Thank goodness he wasn’t here when Marjorie came, she thought. You should be glad they’re late.

And thank goodness her supervisor had taken Marjorie back to hospital, though it meant Polly hadn’t had a chance to ask her what exactly the nurse had said. Polly had offered to take Marjorie there herself so she could ask the hospital staff about the fatalities, but Miss Snelgrove had insisted on going, “So I can give those nurses a piece of my mind. What were they thinking? And what were you thinking?” she scolded Marjorie. “Coming here when you should be in bed?”

“I’m sorry,” Marjorie had said contritely. “When I heard Padgett’s had been hit, I’m afraid I panicked and jumped to conclusions.”

Like Mike did when he saw the mannequins in front of Padgett’s, Polly thought. Like I did when I found out Eileen’s drop in Backbury didn’t open. And like I’m doing now. There’s a logical explanation for why Marjorie heard the nurses say there were five fatalities instead of three, and for why no one’s come to get us. It doesn’t necessarily mean Oxford’s been destroyed. Research might have got the date the quarantine ended wrong and not arrived at the manor till after Eileen had left for London to find me. And the fact that Mike and Eileen aren’t back yet doesn’t necessarily mean something’s happened to them. They might simply have had to wait till Theodore’s mother returned from her shift at the aeroplane factory. Or they might have decided to go on to Fleet Street to collect Mike’s things.

They’ll be here any moment, she told herself. Stop fretting over things you can’t do anything about, and do something useful.

She wrote out a list of the times and locations of the upcoming week’s raids for Mike and Merope—correction, Eileen—and then tried to think of other historians who might be here besides Gerald Phipps. Mike had said there was an historian here from some time in October to December eighteenth. What had happened during that period that an historian might have come to observe? Nearly all the war activity had been in Europe—Italy had invaded Greece, and the RAF had bombed the Italian fleet. What had happened here?
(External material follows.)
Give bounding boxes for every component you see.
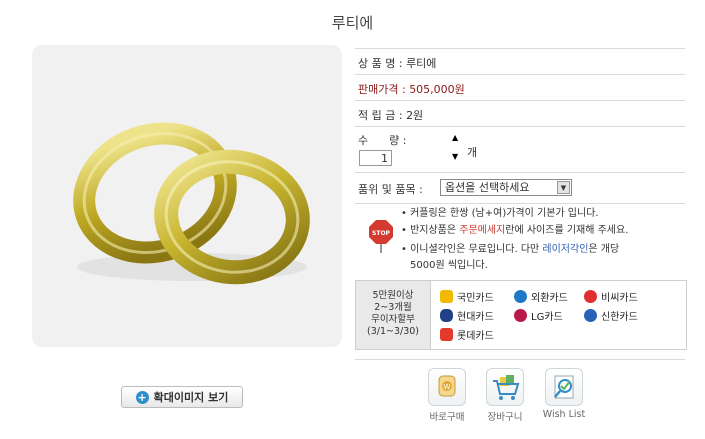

Coventry. But it couldn’t be that. It hadn’t been hit till November fourteenth, and an historian wouldn’t need an entire fortnight to get there.

The war in the North Atlantic? Several important convoys had been sunk during that period, but being on a destroyer had to be a ten. And if Mr. Dunworthy was canceling assignments that were too dangerous …

But anywhere in the autumn of 1940 was dangerous, and he’d obviously approved something. The intelligence war? No, that hadn’t really geared up till later in the war, with the Fortitude and V-1 and V-2 rocket disinformation campaigns. Ultra had begun earlier, but it was not only a ten, it had to be a divergence point. If the Germans had found out their Enigma codes had been cracked, it clearly would have affected the outcome of the war.

Polly looked over at the lifts. The center one was stopping on third. They’re here—finally, she thought, but it was only Miss Snelgrove, shaking her head over the negligence of Marjorie’s nurses. “Disgraceful! I shouldn’t be surprised if she had a relapse with all her running about,” she fumed. “What are you doing here, Miss Sebastian? Why aren’t you on your lunch break?”